If the government's next Covid response fails and Democrats didn't offer an FDR solution like the one above, regardless of what Republicans do, who would vote for them again? The answer is clear: Only the loyalists, those with Democratic Party histories and affection.


Yes, there are plenty of those, but not enough. Angry independents, if they ever become a genuine voting bloc, will vote for the angriest "screw them all" candidate they can find, whether Trump-like or not. When will the Democrats offer — in the general election — a genuine angry-with-the-system candidate who promises, Sanders-like, real change?


The answer may be never; they certainly haven't yet.


Facing a Failing Electorate


If Biden fails in his Covid economic response, angry independents will quickly move to the most credible change candidate either party puts up. Who's more likely to rabble-rouse the people, Democrats or Republicans, especially if the donor class keeps the circle of Democratic leaders "socialist free"? Doesn't that open the door to a smarter Trump (who will also fail, just as the last one did)?

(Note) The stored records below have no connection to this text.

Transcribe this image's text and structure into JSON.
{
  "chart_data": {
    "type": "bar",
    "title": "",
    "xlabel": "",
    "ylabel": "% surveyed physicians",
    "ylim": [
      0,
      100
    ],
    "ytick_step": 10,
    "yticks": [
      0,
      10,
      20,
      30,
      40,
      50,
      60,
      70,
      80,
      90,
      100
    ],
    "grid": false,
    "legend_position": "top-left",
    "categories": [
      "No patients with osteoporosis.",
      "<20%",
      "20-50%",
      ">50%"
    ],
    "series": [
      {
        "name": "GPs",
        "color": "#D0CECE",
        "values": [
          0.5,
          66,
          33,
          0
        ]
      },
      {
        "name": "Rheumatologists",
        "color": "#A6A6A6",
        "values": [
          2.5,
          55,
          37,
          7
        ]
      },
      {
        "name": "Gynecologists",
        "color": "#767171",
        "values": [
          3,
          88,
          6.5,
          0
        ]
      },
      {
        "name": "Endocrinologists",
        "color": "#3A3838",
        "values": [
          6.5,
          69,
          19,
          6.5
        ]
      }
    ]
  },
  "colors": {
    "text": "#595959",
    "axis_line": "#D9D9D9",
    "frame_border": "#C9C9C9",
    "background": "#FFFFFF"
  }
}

There's no neoliberal solution to this problem, none that keeps the donor class in charge. Which accounts, finally, for the last four items on Peter Daou's list above — each is a lever to remove the donors from power. If they're still in charge, the people will never be.


It's a clear and interesting program: save the people, neuter the donor class.


It's also a handy list to hold onto, if for no other reason than to see if it's ignored, item by item, as the tragedy only the rich can escape from swallows the rest of us whole.